A minimal Python library for Retrieval-Augmented Generation with multiple vector store backends
Project description
TinyRag 🚀
A minimal, powerful Python library for Retrieval-Augmented Generation (RAG) with support for multiple document formats and vector storage backends.
🌟 Features
- 🔌 Multiple Vector Stores: Faiss, ChromaDB, In-Memory, Pickle-based
- 📄 Document Support: PDF, DOCX, TXT, and raw text
- 🧠 Flexible Embeddings: Local Sentence Transformers or API-based
- 🔍 Query Without LLM: Direct similarity search functionality
- 💬 LLM Integration: Chat completion with retrieved context
- ⚡ Minimal Dependencies: Core functionality with optional extras
- 🎯 Easy to Use: Simple API with powerful features
🚀 Quick Start
Installation
# Basic installation
pip install tinyrag
# With all optional dependencies
pip install tinyrag[all]
# Specific vector stores
pip install tinyrag[faiss] # High performance
pip install tinyrag[chroma] # Persistent storage
pip install tinyrag[docs] # Document processing
Usage Example
from tinyrag import Provider, TinyRag
provider = Provider(
api_key="sk-xxxxxx",
model="gpt-4",
embedding_model="default",
base_url="https://api.openai.com/v1"
)
rag = TinyRag(provider=provider, vector_store="faiss")
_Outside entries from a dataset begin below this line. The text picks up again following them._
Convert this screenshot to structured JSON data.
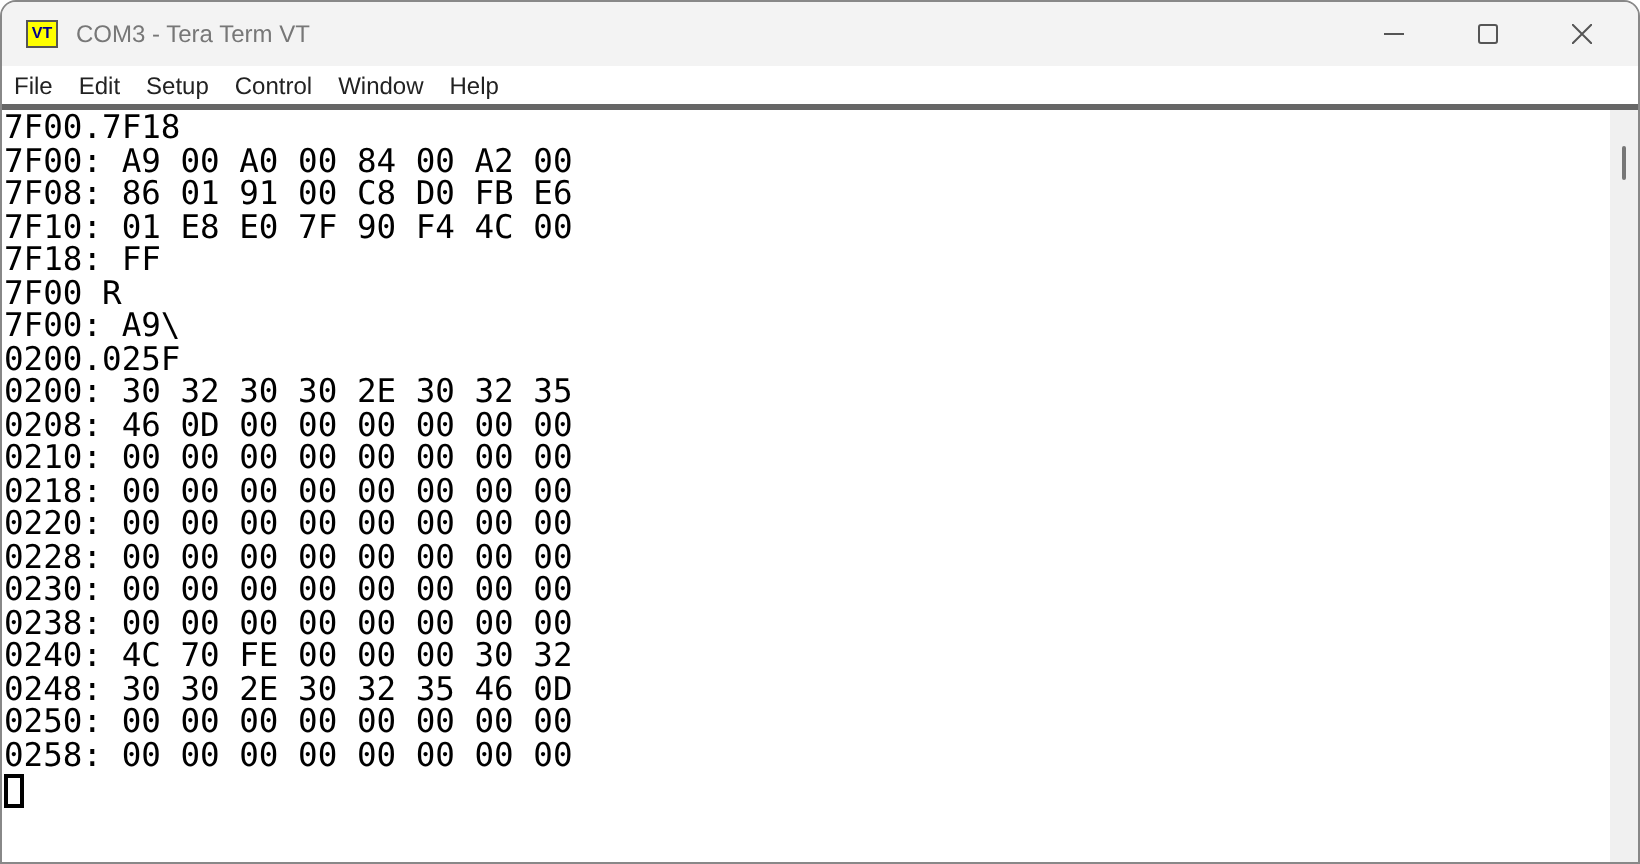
{
  "window": {
    "title": "COM3 - Tera Term VT",
    "app_icon": "VT"
  },
  "menu": [
    "File",
    "Edit",
    "Setup",
    "Control",
    "Window",
    "Help"
  ],
  "terminal": {
    "lines": [
      "7F00.7F18",
      "7F00: A9 00 A0 00 84 00 A2 00",
      "7F08: 86 01 91 00 C8 D0 FB E6",
      "7F10: 01 E8 E0 7F 90 F4 4C 00",
      "7F18: FF",
      "7F00 R",
      "7F00: A9\\",
      "0200.025F",
      "0200: 30 32 30 30 2E 30 32 35",
      "0208: 46 0D 00 00 00 00 00 00",
      "0210: 00 00 00 00 00 00 00 00",
      "0218: 00 00 00 00 00 00 00 00",
      "0220: 00 00 00 00 00 00 00 00",
      "0228: 00 00 00 00 00 00 00 00",
      "0230: 00 00 00 00 00 00 00 00",
      "0238: 00 00 00 00 00 00 00 00",
      "0240: 4C 70 FE 00 00 00 30 32",
      "0248: 30 30 2E 30 32 35 46 0D",
      "0250: 00 00 00 00 00 00 00 00",
      "0258: 00 00 00 00 00 00 00 00"
    ],
    "cursor": true
  }
}
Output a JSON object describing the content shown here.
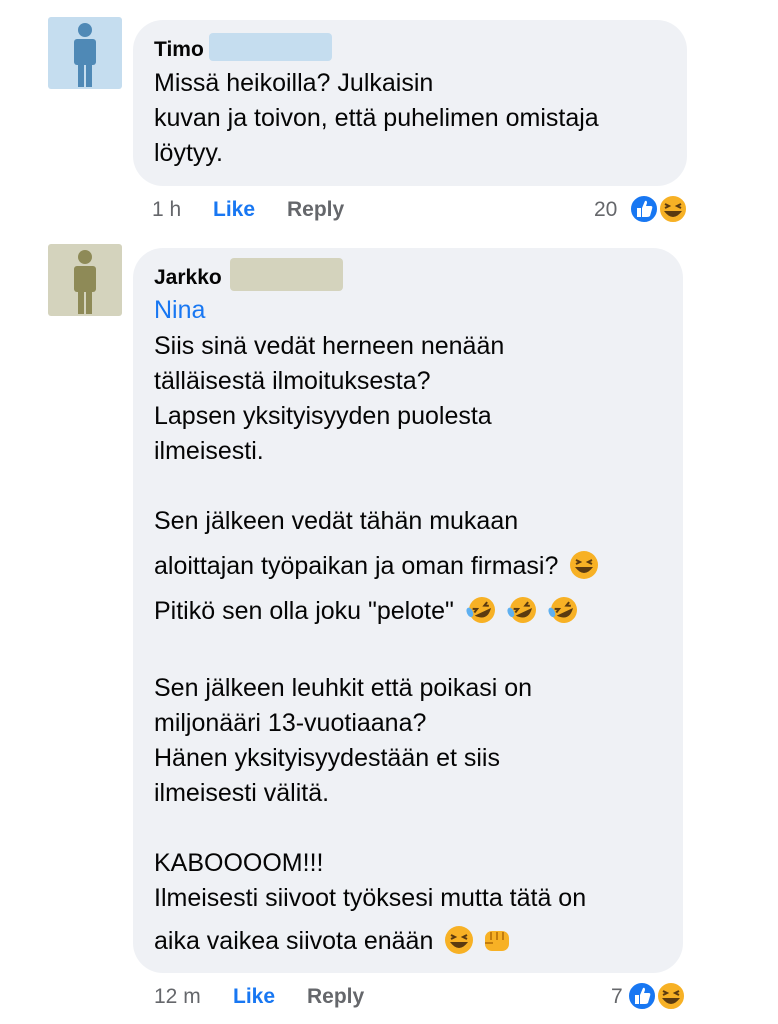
{
  "comments": [
    {
      "author": "Timo",
      "avatar_color": "#c5ddef",
      "avatar_figure_color": "#4f89b6",
      "redact_color": "#c5ddef",
      "tag": "",
      "lines": [
        "Missä heikoilla? Julkaisin",
        "kuvan ja toivon, että puhelimen omistaja",
        "löytyy."
      ],
      "time": "1 h",
      "like_label": "Like",
      "reply_label": "Reply",
      "reaction_count": "20",
      "reactions": [
        "like-icon",
        "laugh-emoji"
      ]
    },
    {
      "author": "Jarkko",
      "avatar_color": "#d4d3bd",
      "avatar_figure_color": "#8e8a57",
      "redact_color": "#d4d3bd",
      "tag": "Nina",
      "lines": [
        "Siis sinä vedät herneen nenään",
        "tälläisestä ilmoituksesta?",
        "Lapsen yksityisyyden puolesta",
        "ilmeisesti.",
        "",
        "Sen jälkeen vedät tähän mukaan",
        "aloittajan työpaikan ja oman firmasi?",
        "Pitikö sen olla joku \"pelote\"",
        "",
        "Sen jälkeen leuhkit että poikasi on",
        "miljonääri 13-vuotiaana?",
        "Hänen yksityisyydestään et siis",
        "ilmeisesti välitä.",
        "",
        "KABOOOOM!!!",
        "Ilmeisesti siivoot työksesi mutta tätä on",
        "aika vaikea siivota enään"
      ],
      "time": "12 m",
      "like_label": "Like",
      "reply_label": "Reply",
      "reaction_count": "7",
      "reactions": [
        "like-icon",
        "laugh-emoji"
      ]
    }
  ],
  "colors": {
    "bubble": "#eff1f5",
    "link_blue": "#1877f2",
    "muted": "#65676b"
  }
}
rag.add_documents("path/to/docs_or_raw_text")
response = rag.chat("Summarize the documents.")
print(response)
📖 Documentation
Core Components
Provider Class
Handles API interactions and embeddings:
from tinyrag import Provider
# Local embeddings only (no API key needed)
provider = Provider(embedding_model="default")
# With OpenAI API
provider = Provider(
api_key="sk-your-key",
model="gpt-4",
embedding_model="text-embedding-ada-002",
base_url="https://api.openai.com/v1"
)
TinyRag Class
Main interface for RAG operations:
from tinyrag import TinyRag
# Initialize with different vector stores
rag = TinyRag(provider, vector_store="memory") # No dependencies
rag = TinyRag(provider, vector_store="faiss") # High performance
rag = TinyRag(provider, vector_store="chroma") # Persistent
rag = TinyRag(provider, vector_store="pickle") # Simple file-based
Vector Store Comparison
| Store | Performance | Persistence | Memory | Dependencies | Best For |
|---|---|---|---|---|---|
| Memory | Good | Manual | High | None | Development, small datasets |
| Faiss | Excellent | Manual | Low | faiss-cpu | Large-scale, performance-critical |
| ChromaDB | Good | Automatic | Medium | chromadb | Production, automatic persistence |
| Pickle | Fair | Manual | Medium | scikit-learn | Simple file-based storage |
API Reference
Core Methods
# Document Management
rag.add_documents(data) # Add documents/text
rag.get_chunk_count() # Get number of chunks
rag.get_all_chunks() # Get all text chunks
rag.clear_documents() # Clear all data
# Querying (No LLM)
rag.query(query, k=5, return_scores=True) # Basic similarity search
rag.search_documents(query, k=5, min_score=0.0) # With score filtering
rag.get_similar_chunks(text, k=5) # Find similar to given text
# LLM Integration
rag.chat(query, k=3) # Generate response with context
# Persistence
rag.save_vector_store(filepath) # Save to disk
rag.load_vector_store(filepath) # Load from disk
🔧 Configuration Options
Vector Store Configuration
# Faiss with custom settings
rag = TinyRag(
provider=provider,
vector_store="faiss",
chunk_size=1000, # Larger chunks
vector_store_config={}
)
# ChromaDB with persistence
rag = TinyRag(
provider=provider,
vector_store="chroma",
vector_store_config={
"collection_name": "my_collection",
"persist_directory": "./chroma_db"
}
)
# Memory store (no config needed)
rag = TinyRag(provider=provider, vector_store="memory")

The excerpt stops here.